Thursday, June 29, 2006

REGULATION://KPN will lose its battle (this time)

KPN is suing the Dutch state, an 8% shareholder, for unequal treatment. KPN is regulated, whereas cablecos have no open access obligation and are allowed to cross-subsidize.

KPN has a good point of course, but in the end I believe the arguments of the press release and Marcel Smits' (CFO) radio interview are flawed and sometimes even paradoxical.

1. National coverage.
KPN claims cablecos have national coverage. However, telecoms is a scale business, so KPN has a large competitive advantage. What does Casema care if there is a company outside its coverage area? This could change however if UPC would be allowed to snap up Casema and Kabelcom. Once cablecos would consolidate into one national player, would KPN have a strong argument for regulation. The Netherlands are a pretty unique case (together with Belgium), because of the range of the cable networks. Elsewhere in Europe, I believe telcos will always have this competitive advantage. Let's just not hope for the US duopoly model, because that is not good for the broadband market.

2. Line loss.
KPN complains about losing customers. However, I think it is OPTA's mission statement to make KPN smaller. If altnets are to be sustainable, they need clients. And they can only come from KPN. Mission accomplished.

3. Choice.
KPN stresses the imporatance of looking at it from the customer's point of view. There is enough competition, so KPN can be deregulated. But then, why should the cablecos be regulated at all? There is enough choice as it is, right?

4. Innovation.
KPN accuses the cablecos of cross-subsidizing in order to roll-out new services (doesn't that implie rising prices?). In the press release however, there is this statement:
The cable sector, by contrast, has never been regulated. The result is rising prices, no access to cable networks for competing providers and a halt to innovation.

5. Regulation .
KPN is smart enough to propose open access to the planned FTTN/VDSL network. Asking for a regulatory holiday, as Deutsche Telekom does, would undermine the arguments for getting cablecos regulated.

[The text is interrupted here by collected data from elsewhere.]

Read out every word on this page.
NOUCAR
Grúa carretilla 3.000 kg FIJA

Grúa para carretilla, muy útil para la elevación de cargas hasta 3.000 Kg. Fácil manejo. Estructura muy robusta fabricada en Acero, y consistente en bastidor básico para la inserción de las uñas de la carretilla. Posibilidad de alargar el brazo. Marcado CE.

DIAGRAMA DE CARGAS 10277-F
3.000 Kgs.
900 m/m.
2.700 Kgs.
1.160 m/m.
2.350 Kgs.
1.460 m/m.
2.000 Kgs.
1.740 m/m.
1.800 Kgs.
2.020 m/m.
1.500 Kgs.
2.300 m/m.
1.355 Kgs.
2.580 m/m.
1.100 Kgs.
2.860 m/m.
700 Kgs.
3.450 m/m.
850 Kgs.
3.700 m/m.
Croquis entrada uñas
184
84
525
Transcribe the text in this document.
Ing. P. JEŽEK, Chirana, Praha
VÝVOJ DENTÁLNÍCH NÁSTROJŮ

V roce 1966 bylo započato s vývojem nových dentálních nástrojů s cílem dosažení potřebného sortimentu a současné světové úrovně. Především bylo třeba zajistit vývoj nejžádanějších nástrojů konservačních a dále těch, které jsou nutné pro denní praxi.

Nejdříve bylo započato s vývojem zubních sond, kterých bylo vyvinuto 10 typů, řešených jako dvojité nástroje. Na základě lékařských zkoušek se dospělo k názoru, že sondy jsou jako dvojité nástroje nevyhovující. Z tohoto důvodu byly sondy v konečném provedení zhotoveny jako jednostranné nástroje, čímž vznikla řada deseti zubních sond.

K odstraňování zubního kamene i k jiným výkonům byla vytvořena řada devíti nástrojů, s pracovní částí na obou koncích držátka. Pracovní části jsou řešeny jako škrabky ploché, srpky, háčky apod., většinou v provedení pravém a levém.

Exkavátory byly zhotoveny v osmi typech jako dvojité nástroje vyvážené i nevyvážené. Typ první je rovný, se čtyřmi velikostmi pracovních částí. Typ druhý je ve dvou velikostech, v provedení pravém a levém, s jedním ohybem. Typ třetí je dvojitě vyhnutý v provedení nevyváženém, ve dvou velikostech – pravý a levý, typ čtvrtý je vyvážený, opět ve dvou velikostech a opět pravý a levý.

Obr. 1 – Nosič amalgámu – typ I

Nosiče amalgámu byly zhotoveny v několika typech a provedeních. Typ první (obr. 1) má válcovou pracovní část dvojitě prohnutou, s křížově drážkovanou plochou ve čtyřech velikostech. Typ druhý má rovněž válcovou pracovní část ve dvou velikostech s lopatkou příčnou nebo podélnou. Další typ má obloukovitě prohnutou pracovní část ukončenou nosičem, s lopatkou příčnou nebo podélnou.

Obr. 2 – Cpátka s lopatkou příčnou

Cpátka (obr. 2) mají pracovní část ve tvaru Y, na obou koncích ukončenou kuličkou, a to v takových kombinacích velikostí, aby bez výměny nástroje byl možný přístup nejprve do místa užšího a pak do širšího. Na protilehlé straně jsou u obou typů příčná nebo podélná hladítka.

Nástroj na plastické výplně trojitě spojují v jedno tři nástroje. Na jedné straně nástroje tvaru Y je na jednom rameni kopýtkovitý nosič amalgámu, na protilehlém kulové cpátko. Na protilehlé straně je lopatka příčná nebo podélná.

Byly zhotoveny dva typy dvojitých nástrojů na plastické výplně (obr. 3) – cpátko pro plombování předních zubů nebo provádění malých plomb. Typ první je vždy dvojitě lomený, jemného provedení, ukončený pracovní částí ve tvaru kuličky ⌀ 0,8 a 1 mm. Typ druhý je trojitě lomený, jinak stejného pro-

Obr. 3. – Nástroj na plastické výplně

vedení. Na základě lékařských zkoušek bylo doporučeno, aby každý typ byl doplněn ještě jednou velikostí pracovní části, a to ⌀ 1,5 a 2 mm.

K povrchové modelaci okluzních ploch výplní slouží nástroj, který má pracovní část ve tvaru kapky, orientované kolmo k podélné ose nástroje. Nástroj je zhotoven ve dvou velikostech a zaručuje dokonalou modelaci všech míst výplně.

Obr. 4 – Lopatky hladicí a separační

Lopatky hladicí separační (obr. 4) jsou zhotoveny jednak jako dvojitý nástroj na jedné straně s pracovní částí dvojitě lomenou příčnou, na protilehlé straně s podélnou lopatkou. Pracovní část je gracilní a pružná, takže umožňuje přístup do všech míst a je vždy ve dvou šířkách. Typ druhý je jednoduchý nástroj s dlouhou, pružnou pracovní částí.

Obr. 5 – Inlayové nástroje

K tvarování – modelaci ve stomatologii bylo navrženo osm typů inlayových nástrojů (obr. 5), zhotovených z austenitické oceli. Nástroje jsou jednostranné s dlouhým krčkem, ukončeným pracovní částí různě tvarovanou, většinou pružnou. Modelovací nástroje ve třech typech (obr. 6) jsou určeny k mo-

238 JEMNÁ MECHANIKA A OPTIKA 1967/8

However, the street cabinets are simply too small to house alnets' equipment, so (unless you would plan double street cabinets at each location) I can only see resellers, not facilities-based competitors. And a wholesale/resale model requires regulation, I believe. (Look out for Australia too, for new developments.)

6. Structural separation.
KPN points to Britain, where Ofcom is retreating. However, the creation of Openreach was imperative for this to happen. And KPN opposes structural separation.